Bulk storage : 2x Hitachi Deskstar 4TB : 2x 165
Chose the Hitachi because it has the highest rpm. This means a faster data rate and less time to find what you want on it.

Total : £1270

The drives are in pairs to take advantage of something called RAID (Redundant Array of Independent Discs). The setup I'd use is RAID 1 for the SSDs and a separate RAID 1 again for the bulk storage. What RAID 1 does is have both drives containing exactly the same thing. So if one drive breaks, you lose nothing.

And ... other bits :
Sound card : Creative labs Sound Blaster ZxR - £190
Cos you want those blu-rays sounding crisp and the only extra noise you want to hear from the gaming is the fans inside the case. Normally, I wouldn't consider adding a sound card to what's in the motherboard but - Silly PC rules.
Centre Monitor : Iiyama 27" touch screen : £613
Left & Right Monitors : Iiyama 27" 4k screens : £516

Total : £1835

There's a 65" Iiyama monitor in Novatech too but ... 65" is kinda intimidating. I'd have serious feelings of inadequacy if I got something that massive. Plus I'd get a terrible neck ache from looking left and right at it. Seriously though, I tried playing WoW on my 32" telly and gave up quickly because I couldn't read the small text at the viewing distance necessary to see the screen properly. 65" would be incredible for the blurays though.
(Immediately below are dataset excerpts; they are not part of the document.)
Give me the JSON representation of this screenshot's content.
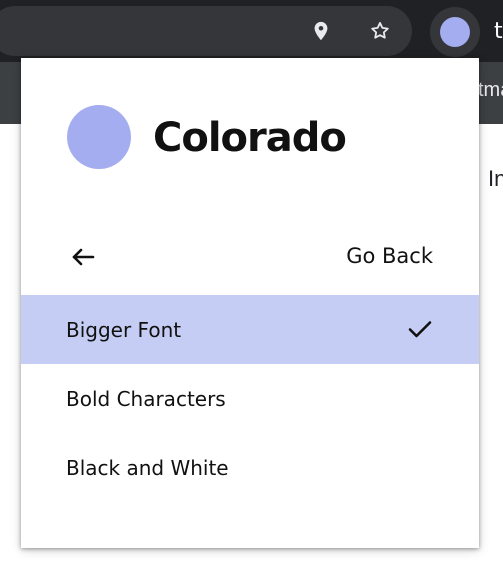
{
  "browser": {
    "location_icon": "location-pin-icon",
    "bookmark_icon": "star-icon",
    "extension_icon": "extension-avatar-icon",
    "toolbar_edge_glyph": "t",
    "tab_strip_fragment": "tma",
    "page_fragment": "In"
  },
  "popup": {
    "brand": {
      "name": "Colorado",
      "logo_icon": "colorado-logo-circle",
      "accent_color": "#a3adef"
    },
    "back": {
      "icon": "arrow-left-icon",
      "label": "Go Back"
    },
    "options": [
      {
        "label": "Bigger Font",
        "selected": true,
        "icon": "check-icon"
      },
      {
        "label": "Bold Characters",
        "selected": false
      },
      {
        "label": "Black and White",
        "selected": false
      }
    ],
    "selection_color": "#c6cdf4"
  }
}
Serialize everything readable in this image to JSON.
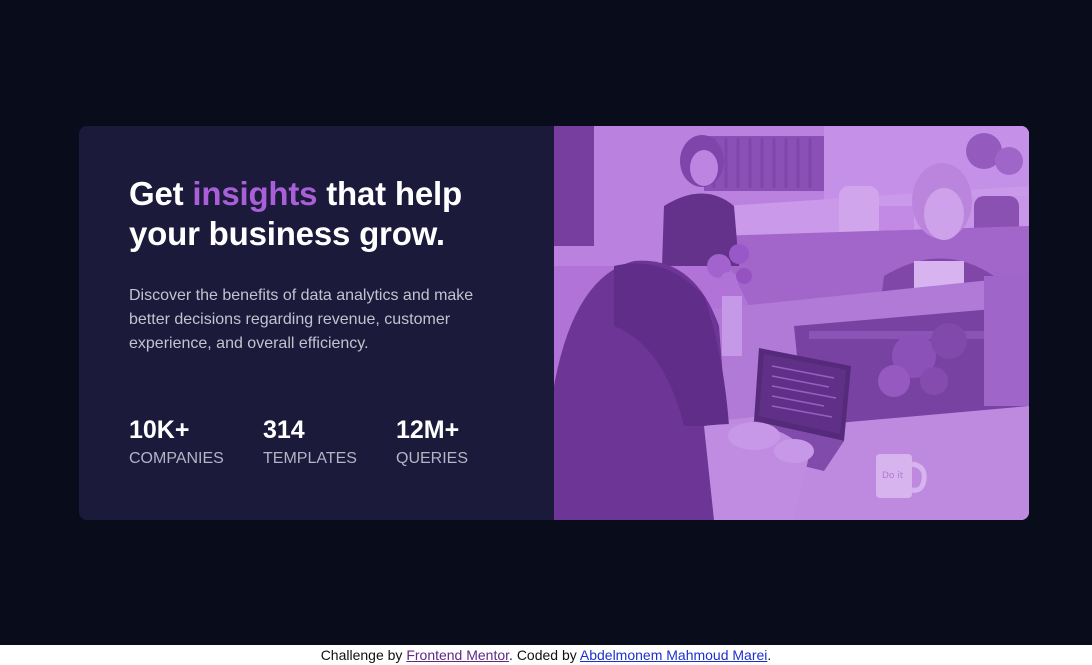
{
  "headline": {
    "part1": "Get ",
    "accent": "insights",
    "part2": " that help your business grow."
  },
  "description": "Discover the benefits of data analytics and make better decisions regarding revenue, customer experience, and overall efficiency.",
  "stats": [
    {
      "value": "10K+",
      "label": "COMPANIES"
    },
    {
      "value": "314",
      "label": "TEMPLATES"
    },
    {
      "value": "12M+",
      "label": "QUERIES"
    }
  ],
  "image": {
    "icon": "office-team-photo",
    "mug_text": "Do it"
  },
  "footer": {
    "prefix": "Challenge by ",
    "fm_link": "Frontend Mentor",
    "middle": ". Coded by ",
    "author_link": "Abdelmonem Mahmoud Marei",
    "suffix": "."
  },
  "colors": {
    "page_background": "#090c1b",
    "card_background": "#1c1a3b",
    "accent": "#a95fd8",
    "photo_overlay": "#aa5cdb"
  }
}
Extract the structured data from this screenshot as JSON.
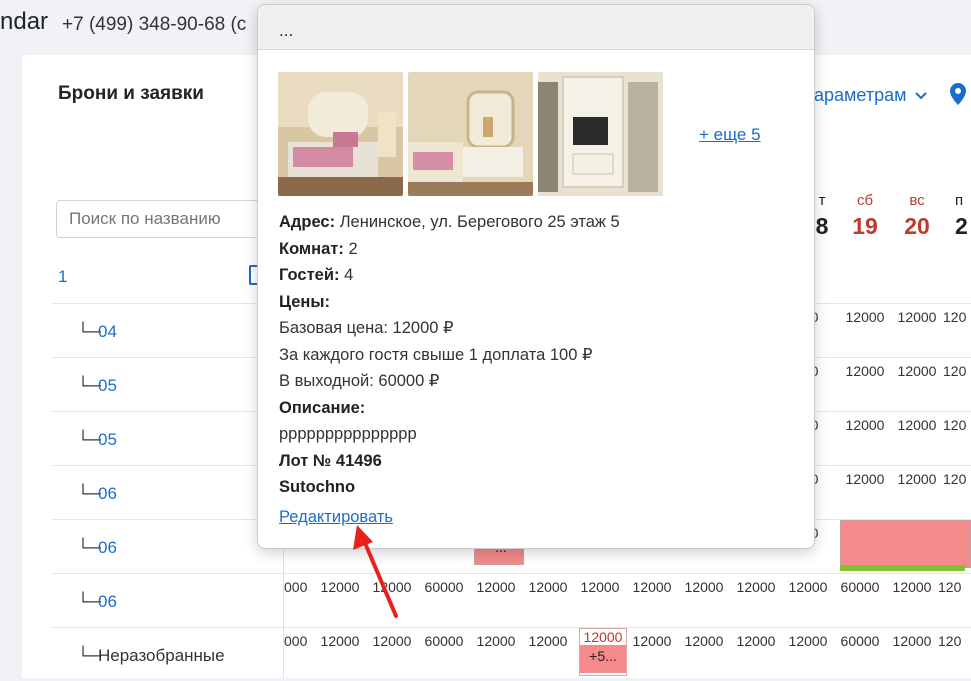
{
  "header": {
    "app_name": "ndar",
    "phone": "+7 (499) 348-90-68  (c"
  },
  "page": {
    "title": "Брони и заявки",
    "filter_label": "араметрам",
    "search_placeholder": "Поиск по названию"
  },
  "sidebar": {
    "root": "1",
    "rows": [
      {
        "label": "04"
      },
      {
        "label": "05"
      },
      {
        "label": "05"
      },
      {
        "label": "06"
      },
      {
        "label": "06"
      },
      {
        "label": "06"
      },
      {
        "label": "Неразобранные"
      }
    ]
  },
  "calendar": {
    "days": [
      {
        "dow": "т",
        "num": "8"
      },
      {
        "dow": "сб",
        "num": "19"
      },
      {
        "dow": "вс",
        "num": "20"
      },
      {
        "dow": "п",
        "num": "2"
      }
    ],
    "row_prices_right": [
      "000",
      "12000",
      "12000",
      "120"
    ],
    "row_prices_full": [
      "000",
      "12000",
      "12000",
      "60000",
      "12000",
      "12000",
      "12000",
      "12000",
      "12000",
      "12000",
      "12000",
      "60000",
      "12000",
      "12000",
      "120"
    ],
    "row_prices_last": [
      "000",
      "12000",
      "12000",
      "60000",
      "12000",
      "12000",
      "",
      "12000",
      "12000",
      "12000",
      "12000",
      "60000",
      "12000",
      "12000",
      "120"
    ],
    "booking_partial_text": "...",
    "price_tag": {
      "price": "12000",
      "label": "+5..."
    }
  },
  "popover": {
    "title": "...",
    "more_photos": "+ еще 5",
    "address_label": "Адрес:",
    "address_value": "Ленинское, ул. Берегового 25 этаж 5",
    "rooms_label": "Комнат:",
    "rooms_value": "2",
    "guests_label": "Гостей:",
    "guests_value": "4",
    "prices_label": "Цены:",
    "base_price": "Базовая цена: 12000 ₽",
    "extra_guest": "За каждого гостя свыше 1 доплата 100 ₽",
    "weekend": "В выходной: 60000 ₽",
    "description_label": "Описание:",
    "description": "ррррррррррррррр",
    "lot": "Лот № 41496",
    "source": "Sutochno",
    "edit_link": "Редактировать"
  },
  "colors": {
    "link": "#1a6dcc",
    "weekend": "#c0392b",
    "booking": "#f58a8a",
    "arrow": "#e8211c"
  }
}
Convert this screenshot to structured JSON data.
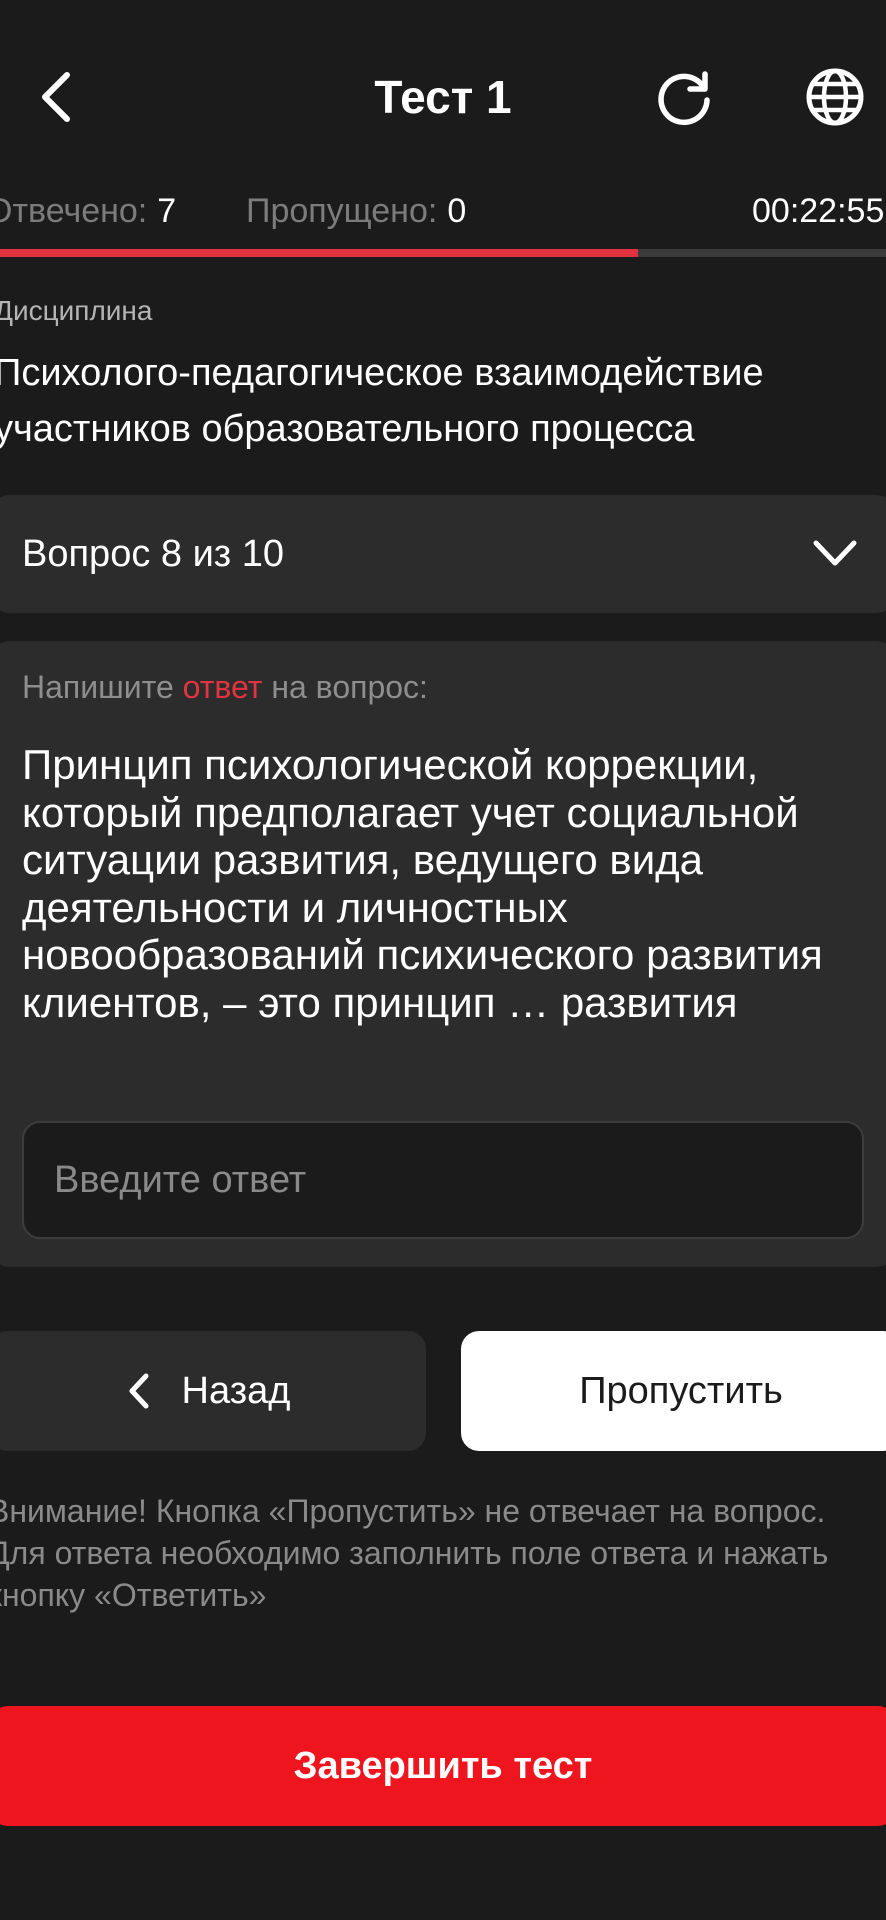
{
  "header": {
    "title": "Тест 1"
  },
  "stats": {
    "answered_label": "Отвечено:",
    "answered_value": "7",
    "skipped_label": "Пропущено:",
    "skipped_value": "0",
    "timer": "00:22:55"
  },
  "progress": {
    "fraction": 0.72
  },
  "discipline": {
    "label": "Дисциплина",
    "name": "Психолого-педагогическое взаимодействие участников образовательного процесса"
  },
  "question_selector": {
    "label": "Вопрос 8 из 10"
  },
  "question": {
    "instruction_prefix": "Напишите",
    "instruction_accent": "ответ",
    "instruction_suffix": "на вопрос:",
    "text": "Принцип психологической коррекции, который предполагает учет социальной ситуации развития, ведущего вида деятельности и личностных новообразований психического развития клиентов, – это принцип … развития",
    "answer_value": "",
    "answer_placeholder": "Введите ответ"
  },
  "buttons": {
    "back_label": "Назад",
    "skip_label": "Пропустить",
    "finish_label": "Завершить тест"
  },
  "notice": "Внимание! Кнопка «Пропустить» не отвечает на вопрос. Для ответа необходимо заполнить поле ответа и нажать кнопку «Ответить»",
  "colors": {
    "background": "#1b1b1b",
    "card": "#2c2c2c",
    "accent_red": "#e2333e",
    "finish_red": "#ee151f",
    "progress_track": "#3b3b3b"
  },
  "icons": {
    "back": "chevron-left-icon",
    "refresh": "refresh-icon",
    "language": "globe-icon",
    "selector": "chevron-down-icon"
  }
}
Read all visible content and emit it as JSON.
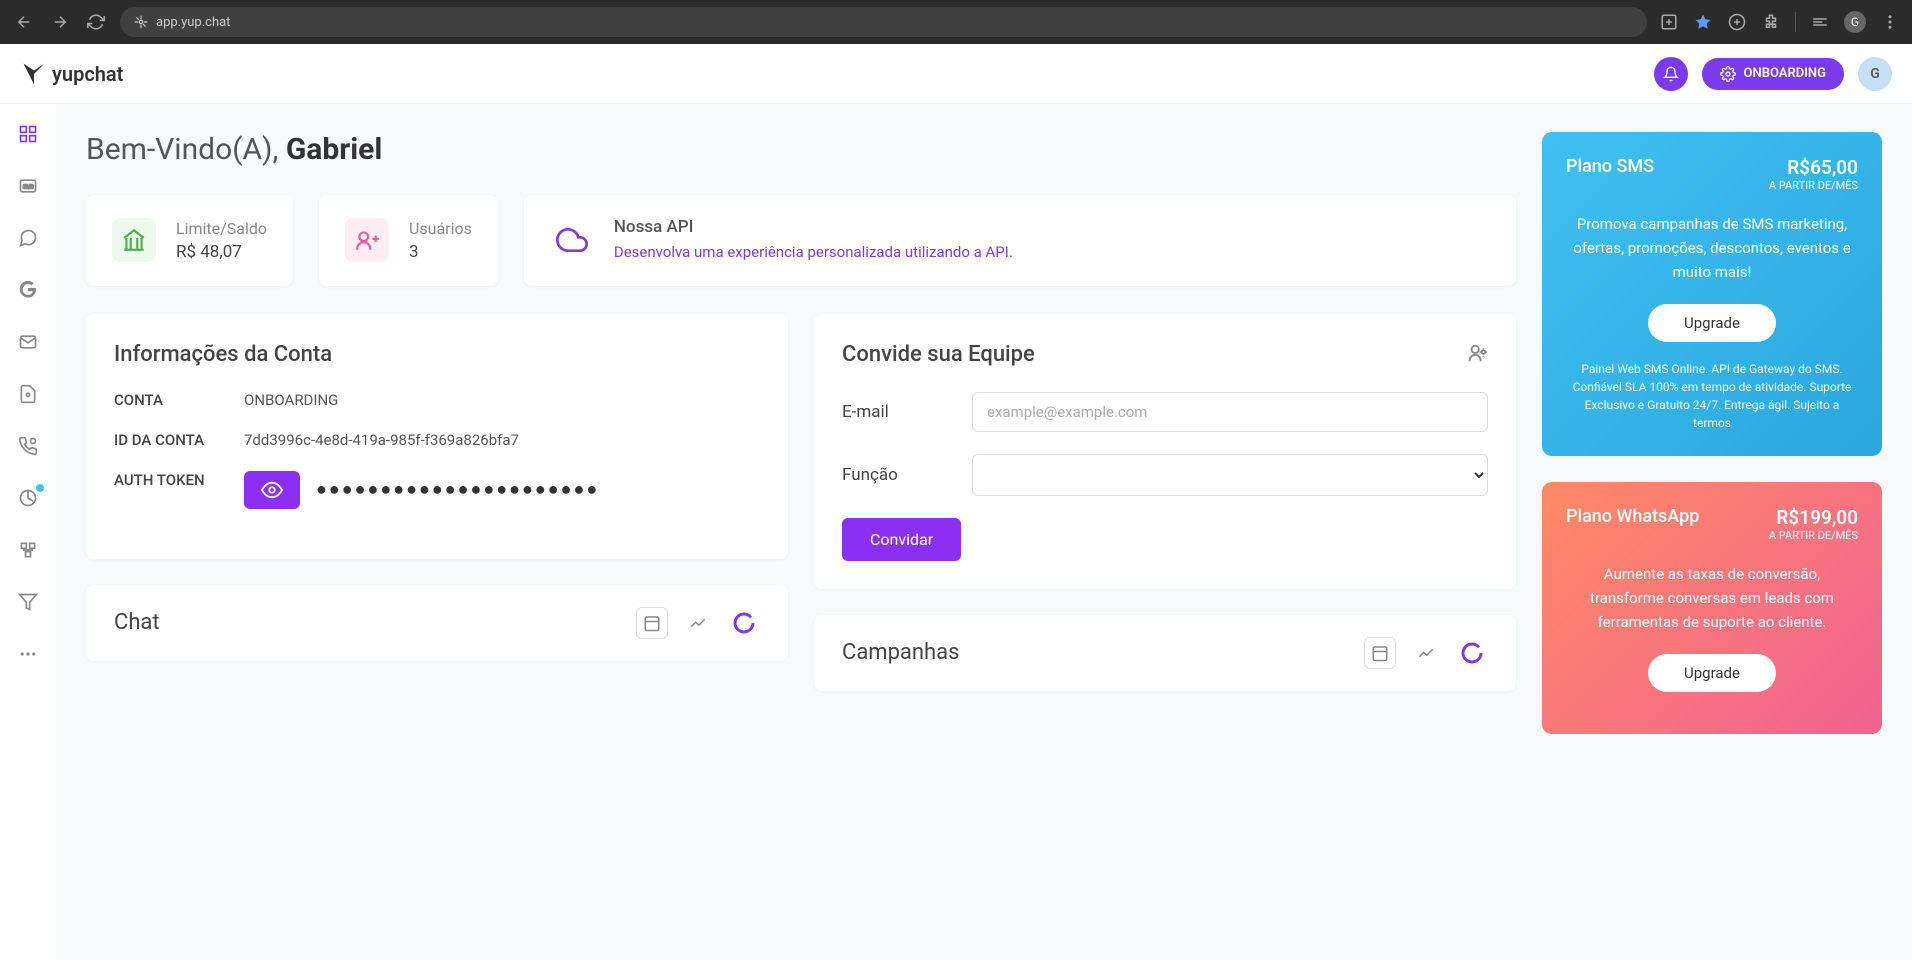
{
  "browser": {
    "url": "app.yup.chat",
    "profile_initial": "G"
  },
  "header": {
    "brand": "yupchat",
    "onboarding_label": "ONBOARDING",
    "avatar_initial": "G"
  },
  "welcome": {
    "prefix": "Bem-Vindo(A), ",
    "name": "Gabriel"
  },
  "stats": {
    "balance_label": "Limite/Saldo",
    "balance_value": "R$ 48,07",
    "users_label": "Usuários",
    "users_value": "3",
    "api_title": "Nossa API",
    "api_desc": "Desenvolva uma experiência personalizada utilizando a API."
  },
  "account": {
    "title": "Informações da Conta",
    "conta_label": "CONTA",
    "conta_value": "ONBOARDING",
    "id_label": "ID DA CONTA",
    "id_value": "7dd3996c-4e8d-419a-985f-f369a826bfa7",
    "token_label": "AUTH TOKEN",
    "token_masked": "●●●●●●●●●●●●●●●●●●●●●●"
  },
  "invite": {
    "title": "Convide sua Equipe",
    "email_label": "E-mail",
    "email_placeholder": "example@example.com",
    "role_label": "Função",
    "button": "Convidar"
  },
  "plans": {
    "sms": {
      "name": "Plano SMS",
      "price": "R$65,00",
      "price_sub": "A PARTIR DE/MÊS",
      "desc": "Promova campanhas de SMS marketing, ofertas, promoções, descontos, eventos e muito mais!",
      "btn": "Upgrade",
      "foot": "Painel Web SMS Online. API de Gateway do SMS. Confiável SLA 100% em tempo de atividade. Suporte Exclusivo e Gratuito 24/7. Entrega ágil. Sujeito a termos"
    },
    "whatsapp": {
      "name": "Plano WhatsApp",
      "price": "R$199,00",
      "price_sub": "A PARTIR DE/MÊS",
      "desc": "Aumente as taxas de conversão, transforme conversas em leads com ferramentas de suporte ao cliente.",
      "btn": "Upgrade"
    }
  },
  "widgets": {
    "chat": "Chat",
    "campanhas": "Campanhas"
  }
}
Extra silliness would come from what people would want to spend on keyboard, mouse, steering wheel, joystick. Those have gone into truly Silly territory these days, to the point where I refuse to replace my aging keyboard and mouse because I know that what's for sale was 1/10th the price 10 years ago. It's just been inflated to Fashion Victim price levels.

What's the total ?

A cool £5466 plus £120 for Windows 8 Pro (Win8 to take advantage of the touchscreen). Hurrah ! I can still break £5000 :-). That's a very silly price though and a rather silly spec. For a domestic gaming machine, the following wouldn't break the bank :
i5-4670K, one GeForce 760, 8GB Ram, 128GB SSD + 1TB drives, 23" monitor. Target price £900

I could have hit £10k+ easily (the 65" screen costs £3800) but there's a point where Stupidity overtakes Silly. Like getting entertainment format widescreen monitors for the office. WHY ?

Back to reality ...

I'm seriously considering a Macbook for my next laptop. They pretty much meet the important bits of the spec (at least 900 lines and iTunes compatibility) and would let me break from Windows. The one problem is cost. There's a refurbished Macbook Air with a 256GB hard disc for £870. That would fly ... and have enough room for my iTunes library. But it's double what I wanted to spend.

We shall see. Decisions ... decisions ...

PS This extended post has happily let me avoid England steadily grinding to a loss (it's not over yet but ... 9 an over to win) in the cricket. And it's got nothing about my health in it ! I've talked too much about that lately.